There is a reason why existence can not be a predicate, namely:
- Let's prove that unicorns exist.
- It is sufficient to prove that there is an existing unicorn.
- There are two possibilities: either an existing unicorn exists or it does not.
- The second possibility is a contradiction: how could an existing unicorn not exist? That's the same as saying that a blue ball is not blue.
- So, unicorns exist.
This argument probably dates back to Kant and the ontological argument of God's existence. It shows that $\exists$ is not a "property" and should be treated in a special way.
My question is why we need $\forall$ as a special symbol. Are there any arguments like the one (for existence) that I mentioned?

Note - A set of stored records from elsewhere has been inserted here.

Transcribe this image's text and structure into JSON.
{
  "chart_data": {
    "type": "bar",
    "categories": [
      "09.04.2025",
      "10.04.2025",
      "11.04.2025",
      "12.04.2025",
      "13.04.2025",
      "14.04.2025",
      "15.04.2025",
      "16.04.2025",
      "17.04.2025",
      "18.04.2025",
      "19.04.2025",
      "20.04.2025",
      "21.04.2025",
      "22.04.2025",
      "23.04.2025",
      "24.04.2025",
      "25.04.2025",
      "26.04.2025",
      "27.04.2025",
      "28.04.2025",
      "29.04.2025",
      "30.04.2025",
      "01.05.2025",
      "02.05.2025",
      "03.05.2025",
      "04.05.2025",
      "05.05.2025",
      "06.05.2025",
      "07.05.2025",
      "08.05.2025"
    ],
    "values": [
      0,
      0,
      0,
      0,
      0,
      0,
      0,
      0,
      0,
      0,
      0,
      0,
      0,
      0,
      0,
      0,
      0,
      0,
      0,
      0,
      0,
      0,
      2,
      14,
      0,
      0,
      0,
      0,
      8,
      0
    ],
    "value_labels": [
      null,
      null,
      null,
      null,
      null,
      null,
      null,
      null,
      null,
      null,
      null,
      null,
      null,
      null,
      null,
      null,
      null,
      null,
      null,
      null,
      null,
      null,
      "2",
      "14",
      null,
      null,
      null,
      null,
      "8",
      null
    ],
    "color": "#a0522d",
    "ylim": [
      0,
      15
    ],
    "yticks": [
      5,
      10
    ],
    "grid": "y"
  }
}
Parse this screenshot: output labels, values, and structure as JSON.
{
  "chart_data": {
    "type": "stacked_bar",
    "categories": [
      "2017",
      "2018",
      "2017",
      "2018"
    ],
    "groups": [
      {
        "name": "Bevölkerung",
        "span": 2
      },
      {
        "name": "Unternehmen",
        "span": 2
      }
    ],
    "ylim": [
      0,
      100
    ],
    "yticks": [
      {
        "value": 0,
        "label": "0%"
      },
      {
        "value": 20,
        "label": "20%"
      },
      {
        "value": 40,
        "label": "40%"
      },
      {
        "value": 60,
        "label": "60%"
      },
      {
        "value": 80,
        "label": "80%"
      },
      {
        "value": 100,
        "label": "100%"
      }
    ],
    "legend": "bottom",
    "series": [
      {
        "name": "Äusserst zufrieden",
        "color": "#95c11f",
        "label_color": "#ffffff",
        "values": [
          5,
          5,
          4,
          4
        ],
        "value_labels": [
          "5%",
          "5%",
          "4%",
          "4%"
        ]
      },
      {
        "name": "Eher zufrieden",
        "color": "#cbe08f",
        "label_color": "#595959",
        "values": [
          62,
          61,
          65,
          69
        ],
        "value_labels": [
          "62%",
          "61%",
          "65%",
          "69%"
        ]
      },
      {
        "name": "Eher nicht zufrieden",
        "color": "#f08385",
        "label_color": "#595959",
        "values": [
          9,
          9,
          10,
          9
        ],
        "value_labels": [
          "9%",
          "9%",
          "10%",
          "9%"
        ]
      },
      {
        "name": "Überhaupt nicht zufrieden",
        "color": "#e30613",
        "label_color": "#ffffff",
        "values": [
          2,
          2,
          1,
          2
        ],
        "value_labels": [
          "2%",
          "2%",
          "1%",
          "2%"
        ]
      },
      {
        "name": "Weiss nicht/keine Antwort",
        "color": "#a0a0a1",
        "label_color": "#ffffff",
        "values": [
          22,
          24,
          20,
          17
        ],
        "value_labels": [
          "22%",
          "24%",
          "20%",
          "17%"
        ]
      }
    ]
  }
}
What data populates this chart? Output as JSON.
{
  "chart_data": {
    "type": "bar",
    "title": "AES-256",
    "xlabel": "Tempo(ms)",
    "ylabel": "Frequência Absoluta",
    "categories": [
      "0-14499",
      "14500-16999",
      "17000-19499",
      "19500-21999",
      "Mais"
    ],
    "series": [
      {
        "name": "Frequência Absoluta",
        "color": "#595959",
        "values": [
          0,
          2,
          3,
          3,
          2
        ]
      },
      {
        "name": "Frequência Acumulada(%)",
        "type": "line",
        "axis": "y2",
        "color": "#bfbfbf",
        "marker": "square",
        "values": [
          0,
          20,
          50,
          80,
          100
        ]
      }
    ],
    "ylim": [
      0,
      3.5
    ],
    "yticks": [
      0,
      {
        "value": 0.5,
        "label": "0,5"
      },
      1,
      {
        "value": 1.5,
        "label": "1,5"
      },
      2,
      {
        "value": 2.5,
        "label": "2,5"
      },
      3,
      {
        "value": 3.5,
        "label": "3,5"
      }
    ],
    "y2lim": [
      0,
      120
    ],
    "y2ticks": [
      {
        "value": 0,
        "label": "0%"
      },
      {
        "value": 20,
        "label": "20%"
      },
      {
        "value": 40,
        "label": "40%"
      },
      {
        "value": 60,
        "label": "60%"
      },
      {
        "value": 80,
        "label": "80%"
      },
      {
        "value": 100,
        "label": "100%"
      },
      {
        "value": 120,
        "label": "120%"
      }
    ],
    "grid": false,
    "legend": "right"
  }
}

I suspect that that text about unicorns could be rewritten using negations and $\forall$, but I don't exactly see how.
In first-order logic, $\forall$ cannot be considered a predicate for the fundamental reason that its syntax behaves completely differently from predicates.
A predicate is something that combines one or more terms into a formula.
In contrast $\forall$ combines a variable name and a formula into a new formula.
Because the syntax is not parallel, one cannot even write down rules or principles that apply in the same way for $\forall$ and predicates, so nothing would be gained by considering it one.
This holds equally for $\exists$, of course. In your argument you seem to be confusing "such-and-such particular thing (whose identity we somehow already agree on?) exists" with "there is something that has such-and-such properties". Formal logic's $\exists$ models the latter concept, not the former.
In higher-order logic we can phrase things such that $\forall$ becomes a predicate on predicates, which is true if the predicate we apply it to is the always-true predicate. Making this work probably requires having something like lambda abstractions in the syntax such that we can write down the predicates we apply $\forall$ to. There is impeccable historical precedent for this, but since the result is not a direct generalization of the usual syntax of first-order logic, it seems to be somewhat uncommon in "pure logic" theoretical treatments. (And computer proof systems such as HOL seem to prefer to go to a much richer type system where $\forall$ as well as its higher-order relatives are still primitive constructs).